A video posted on Twitter by Ocha's deputy regional humanitarian co-ordinator for Syria, Mark Cutts, showed tents sagging under a heavy blanket of snow at a camp in Afrin.
“Heavy snowfall across northern Syria has blocked roads, damaged tents and made life even more difficult for displaced people in camps,” he wrote.
“The most pressing needs are reopening of the roads for uninterrupted access to the sites, moving the affected persons to safe places, securing means for heating, replacing destroyed tents, providing ready-to-eat meals and winter clothes for children and families,” the UN said in a status report on Wednesday.
The snow is expected to continue and the urgent aid response will have to continue into coming weeks, the UN said.
“One major concern is the potential floods in sites when the snow melts,” it said.
Ocha said 362 tents had been damaged across north-west Syria as of Wednesday, affecting 2,124 people in more than 420 families, who are among approximately 2 million people displaced by conflict in the country.
Khadija Suleiman, a 50-year-old mother of seven, said she rarely felt the impact of the cold weather before her family was forced to flee their home.

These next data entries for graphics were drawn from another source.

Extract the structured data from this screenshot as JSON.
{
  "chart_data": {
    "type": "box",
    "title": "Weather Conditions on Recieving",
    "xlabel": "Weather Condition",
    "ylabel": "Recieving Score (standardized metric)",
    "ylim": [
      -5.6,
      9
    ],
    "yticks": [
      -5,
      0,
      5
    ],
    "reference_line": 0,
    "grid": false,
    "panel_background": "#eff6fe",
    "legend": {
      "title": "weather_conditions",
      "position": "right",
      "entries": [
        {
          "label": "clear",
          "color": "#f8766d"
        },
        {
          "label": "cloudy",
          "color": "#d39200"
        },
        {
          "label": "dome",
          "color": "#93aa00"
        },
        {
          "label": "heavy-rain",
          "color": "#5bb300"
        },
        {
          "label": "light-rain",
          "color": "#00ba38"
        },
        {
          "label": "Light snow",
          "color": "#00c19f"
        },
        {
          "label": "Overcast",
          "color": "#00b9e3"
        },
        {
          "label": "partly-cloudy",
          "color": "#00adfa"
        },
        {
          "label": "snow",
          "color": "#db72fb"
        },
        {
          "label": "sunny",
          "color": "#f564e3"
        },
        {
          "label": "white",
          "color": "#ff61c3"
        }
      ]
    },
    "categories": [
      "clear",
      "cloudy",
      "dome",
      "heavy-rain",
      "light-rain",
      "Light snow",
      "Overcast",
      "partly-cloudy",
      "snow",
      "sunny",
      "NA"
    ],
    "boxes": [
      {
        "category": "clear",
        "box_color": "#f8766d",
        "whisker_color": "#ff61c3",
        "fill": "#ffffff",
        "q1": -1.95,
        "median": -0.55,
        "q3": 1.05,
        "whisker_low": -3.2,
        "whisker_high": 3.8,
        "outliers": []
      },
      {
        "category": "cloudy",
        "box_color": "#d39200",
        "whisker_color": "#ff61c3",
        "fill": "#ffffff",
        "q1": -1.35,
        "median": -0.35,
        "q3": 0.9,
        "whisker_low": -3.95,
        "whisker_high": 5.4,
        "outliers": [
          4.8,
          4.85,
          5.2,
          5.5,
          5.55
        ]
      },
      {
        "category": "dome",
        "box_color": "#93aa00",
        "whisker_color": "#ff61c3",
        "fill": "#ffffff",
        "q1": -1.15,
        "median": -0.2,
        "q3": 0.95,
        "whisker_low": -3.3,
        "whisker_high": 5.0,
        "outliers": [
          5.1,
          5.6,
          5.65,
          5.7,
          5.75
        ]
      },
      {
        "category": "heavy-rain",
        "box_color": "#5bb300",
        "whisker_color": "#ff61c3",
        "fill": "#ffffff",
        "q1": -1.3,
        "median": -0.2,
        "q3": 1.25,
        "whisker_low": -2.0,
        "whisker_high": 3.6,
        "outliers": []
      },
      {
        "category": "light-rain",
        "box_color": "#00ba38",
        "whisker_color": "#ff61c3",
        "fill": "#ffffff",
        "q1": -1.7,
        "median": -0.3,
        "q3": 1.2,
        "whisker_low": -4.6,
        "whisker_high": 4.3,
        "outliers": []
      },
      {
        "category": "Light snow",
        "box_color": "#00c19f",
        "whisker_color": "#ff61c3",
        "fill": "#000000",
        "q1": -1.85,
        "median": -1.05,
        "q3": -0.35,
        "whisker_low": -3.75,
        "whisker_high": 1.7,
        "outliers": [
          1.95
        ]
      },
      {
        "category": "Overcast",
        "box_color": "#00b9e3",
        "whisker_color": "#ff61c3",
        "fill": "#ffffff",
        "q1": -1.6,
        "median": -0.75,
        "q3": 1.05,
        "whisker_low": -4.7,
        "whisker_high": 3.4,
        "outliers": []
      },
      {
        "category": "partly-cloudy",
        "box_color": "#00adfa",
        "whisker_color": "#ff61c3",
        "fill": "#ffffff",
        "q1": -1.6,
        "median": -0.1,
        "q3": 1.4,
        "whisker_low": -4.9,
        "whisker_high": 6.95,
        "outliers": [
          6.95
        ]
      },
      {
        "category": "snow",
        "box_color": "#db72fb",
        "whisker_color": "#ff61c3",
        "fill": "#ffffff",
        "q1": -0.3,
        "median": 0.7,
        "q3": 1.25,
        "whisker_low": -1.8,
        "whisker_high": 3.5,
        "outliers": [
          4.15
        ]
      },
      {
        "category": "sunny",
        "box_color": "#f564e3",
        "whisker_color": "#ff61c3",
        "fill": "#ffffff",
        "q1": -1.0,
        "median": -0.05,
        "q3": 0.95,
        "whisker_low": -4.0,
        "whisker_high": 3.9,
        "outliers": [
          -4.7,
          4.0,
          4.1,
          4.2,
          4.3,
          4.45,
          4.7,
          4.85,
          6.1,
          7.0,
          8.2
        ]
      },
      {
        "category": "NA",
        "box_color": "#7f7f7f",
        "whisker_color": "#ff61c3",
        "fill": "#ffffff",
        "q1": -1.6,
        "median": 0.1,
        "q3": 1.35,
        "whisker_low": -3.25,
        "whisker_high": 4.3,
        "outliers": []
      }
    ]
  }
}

“We were inside our warm houses and we had money. Now we live in tents and our financial situation is difficult. We spend the entire year afraid of the coming winter. It has become a tragedy for us,” she told The National.
Faisal, a 13-year-old living in the Zaytoun camp in the southern countryside of Aleppo, said he used to love playing in the snow.
“When I was in my village, I used to enjoy it when the snow fell, but now I’m sad,” he said.
“I played with it with my friends; but not in tents. Because winter for us has become a sad time. Our tent was destroyed because of the snowfall.”
Abdelmueen Al Masri, a father of nine, said he had been unable to go out to work for a week because of the bad weather in Afrin.
“When I don’t work, I don’t even have bread to feed my kids,” Mr Al Masri, 49, told The National.
He said he earned less than $4 a day working as a lumberjack.
“I had property, land and I was well off. But it was all taken away.”